The two cases also have this in common: The executives’ strategies are so legally specious that they look like nothing more than stalling tactics.

The McCain-Palin campaign no doubt wants to avoid any embarrassing findings before the Nov. 4 election. The Bush White House is trying to run out the clock on the current Congress, which ends in January, hoping the next Congress shows less interest in those fired U.S. attorneys.

Reasons for Defiance

That’s not the reasons they give for their defiance, of course. In both cases, those under investigation say the probes are mere political circuses. Besides, the lawmakers have limited authority to investigate such executive decisions, the executives assert.

Those arguments, and more, were crushed by a federal judge in July who ruled in the federal case. U.S. District Judge John D. Bates, appointed to the bench by the current president, said former White House counsel Harriet Miers had to at least show up when handed a subpoena from the House committee.

The administration “defies both reason and precedent” by claiming the president’s decision to fire prosecutors is none of the committee’s business, Bates ruled.

Also unprecedented, the judge said, is “the notion that Ms. Miers is absolutely immune from compelled congressional process.”

The judge repeated that for emphasis.

Authority to Rule

He also rejected Bush’s claim that the courts have no authority to even rule on the question.

“The executive cannot be the judge of its own privilege,” Bates said.

The House Committee, which in the meantime had also subpoenaed Bush political adviser Karl Rove, took Bates’s 93-page ruling and scheduled Miers to testify on Sept. 11.

But the administration, unable to win a delay from Bates, took the decision to a federal appeals court, forestalling Miers’s appearance.

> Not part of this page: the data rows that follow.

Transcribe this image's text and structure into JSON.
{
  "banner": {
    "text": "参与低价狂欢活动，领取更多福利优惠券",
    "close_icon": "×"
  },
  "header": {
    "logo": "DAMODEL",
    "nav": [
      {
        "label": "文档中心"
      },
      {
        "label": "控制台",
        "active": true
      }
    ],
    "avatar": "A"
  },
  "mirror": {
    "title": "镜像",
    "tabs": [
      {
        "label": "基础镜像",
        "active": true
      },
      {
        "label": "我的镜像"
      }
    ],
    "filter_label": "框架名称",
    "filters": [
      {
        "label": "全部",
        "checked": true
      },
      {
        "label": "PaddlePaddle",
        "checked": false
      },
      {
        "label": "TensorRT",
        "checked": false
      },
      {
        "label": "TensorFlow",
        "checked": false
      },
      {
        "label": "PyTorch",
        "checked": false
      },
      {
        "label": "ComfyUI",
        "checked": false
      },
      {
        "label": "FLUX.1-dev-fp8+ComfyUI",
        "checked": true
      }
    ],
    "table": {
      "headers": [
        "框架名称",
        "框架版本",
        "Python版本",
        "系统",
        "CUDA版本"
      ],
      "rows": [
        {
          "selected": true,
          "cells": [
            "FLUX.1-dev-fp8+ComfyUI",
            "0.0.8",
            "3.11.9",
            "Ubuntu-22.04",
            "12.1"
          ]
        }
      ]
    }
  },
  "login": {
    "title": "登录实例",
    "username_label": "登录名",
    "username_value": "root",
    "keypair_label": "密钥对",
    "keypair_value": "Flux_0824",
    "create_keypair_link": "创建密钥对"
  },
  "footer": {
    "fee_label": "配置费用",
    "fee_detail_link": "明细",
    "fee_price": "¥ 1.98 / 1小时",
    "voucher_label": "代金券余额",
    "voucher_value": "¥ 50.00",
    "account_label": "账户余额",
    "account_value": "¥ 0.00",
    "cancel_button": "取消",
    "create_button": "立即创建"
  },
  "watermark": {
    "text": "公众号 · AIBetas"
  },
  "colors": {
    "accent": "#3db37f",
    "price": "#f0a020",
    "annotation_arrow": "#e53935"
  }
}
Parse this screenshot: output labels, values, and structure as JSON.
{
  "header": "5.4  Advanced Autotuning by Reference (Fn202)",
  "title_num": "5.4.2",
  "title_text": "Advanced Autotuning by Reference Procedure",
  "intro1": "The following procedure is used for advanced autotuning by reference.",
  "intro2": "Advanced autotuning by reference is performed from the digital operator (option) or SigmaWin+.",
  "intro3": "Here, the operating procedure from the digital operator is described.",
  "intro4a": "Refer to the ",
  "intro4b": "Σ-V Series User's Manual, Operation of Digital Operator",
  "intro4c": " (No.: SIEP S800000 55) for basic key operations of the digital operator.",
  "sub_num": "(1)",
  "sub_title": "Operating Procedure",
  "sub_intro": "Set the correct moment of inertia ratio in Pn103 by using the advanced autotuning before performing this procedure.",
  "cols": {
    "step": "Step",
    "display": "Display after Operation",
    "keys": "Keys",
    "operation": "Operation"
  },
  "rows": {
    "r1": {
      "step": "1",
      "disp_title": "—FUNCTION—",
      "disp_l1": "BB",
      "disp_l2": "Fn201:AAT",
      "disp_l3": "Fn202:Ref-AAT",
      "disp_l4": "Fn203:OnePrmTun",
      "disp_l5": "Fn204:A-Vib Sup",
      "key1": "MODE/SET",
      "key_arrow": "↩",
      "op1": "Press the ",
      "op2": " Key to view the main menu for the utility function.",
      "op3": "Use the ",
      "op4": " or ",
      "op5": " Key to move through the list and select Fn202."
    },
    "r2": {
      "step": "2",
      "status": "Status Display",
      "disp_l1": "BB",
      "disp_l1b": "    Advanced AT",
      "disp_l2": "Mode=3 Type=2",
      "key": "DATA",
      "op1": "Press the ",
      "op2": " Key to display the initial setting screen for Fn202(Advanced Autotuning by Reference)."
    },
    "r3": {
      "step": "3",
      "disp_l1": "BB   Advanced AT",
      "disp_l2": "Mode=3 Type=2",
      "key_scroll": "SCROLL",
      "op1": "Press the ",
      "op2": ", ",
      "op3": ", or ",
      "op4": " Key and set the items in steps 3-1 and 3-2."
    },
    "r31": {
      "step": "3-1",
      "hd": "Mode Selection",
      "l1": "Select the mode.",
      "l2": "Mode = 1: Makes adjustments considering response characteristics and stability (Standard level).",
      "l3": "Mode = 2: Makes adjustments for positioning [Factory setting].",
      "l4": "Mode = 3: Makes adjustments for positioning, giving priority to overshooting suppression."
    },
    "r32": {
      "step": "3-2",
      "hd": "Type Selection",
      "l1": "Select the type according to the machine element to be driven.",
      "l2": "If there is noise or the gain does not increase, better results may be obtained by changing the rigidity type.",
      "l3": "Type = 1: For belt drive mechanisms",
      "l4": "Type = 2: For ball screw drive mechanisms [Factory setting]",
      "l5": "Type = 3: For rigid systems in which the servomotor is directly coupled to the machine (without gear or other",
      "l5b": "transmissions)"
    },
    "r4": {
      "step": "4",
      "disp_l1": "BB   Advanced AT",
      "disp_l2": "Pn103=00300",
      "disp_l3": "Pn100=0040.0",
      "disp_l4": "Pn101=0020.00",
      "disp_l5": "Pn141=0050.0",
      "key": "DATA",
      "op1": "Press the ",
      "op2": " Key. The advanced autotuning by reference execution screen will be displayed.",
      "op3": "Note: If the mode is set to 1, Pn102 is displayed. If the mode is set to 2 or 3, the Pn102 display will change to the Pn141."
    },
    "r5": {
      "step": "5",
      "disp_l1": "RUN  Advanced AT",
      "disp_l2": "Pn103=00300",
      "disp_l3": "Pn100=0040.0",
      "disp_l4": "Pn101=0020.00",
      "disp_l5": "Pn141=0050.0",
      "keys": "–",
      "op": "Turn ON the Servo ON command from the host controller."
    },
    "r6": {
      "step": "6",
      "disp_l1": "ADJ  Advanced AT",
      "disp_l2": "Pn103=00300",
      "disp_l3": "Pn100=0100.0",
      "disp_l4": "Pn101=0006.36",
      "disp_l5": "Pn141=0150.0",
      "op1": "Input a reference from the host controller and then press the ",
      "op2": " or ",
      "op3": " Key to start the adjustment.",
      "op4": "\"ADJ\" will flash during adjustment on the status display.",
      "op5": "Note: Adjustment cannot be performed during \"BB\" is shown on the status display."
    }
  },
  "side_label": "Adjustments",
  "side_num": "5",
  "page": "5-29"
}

In Alaska, as in Washington, it is illegal to ignore a legislative subpoena. Todd Palin could be jailed for six months or fined up to $500, according to the Associated Press.

But with the legislature out of session until January, nothing will happen, at least not until then.

It wasn’t long ago that Governor Palin pledged cooperation with the Senate committee.

“Hold me accountable,” the governor said in mid-August as the lawmakers’ investigation got under way.

But that was before she joined John McCain’s ticket.

Now the two candidates who insist they would bring change to Washington, who plan to shake it up and make it do right, these self-described mavericks who are working overtime to shed any connection to the Bush administration, have adopted one of the most dangerous principles that Bush has promoted.

They seem to think they are above questioning, indeed, above the law. Sound familiar?

So much for change.

(Ann Woolner is a Bloomberg news columnist. The opinions expressed are her own.)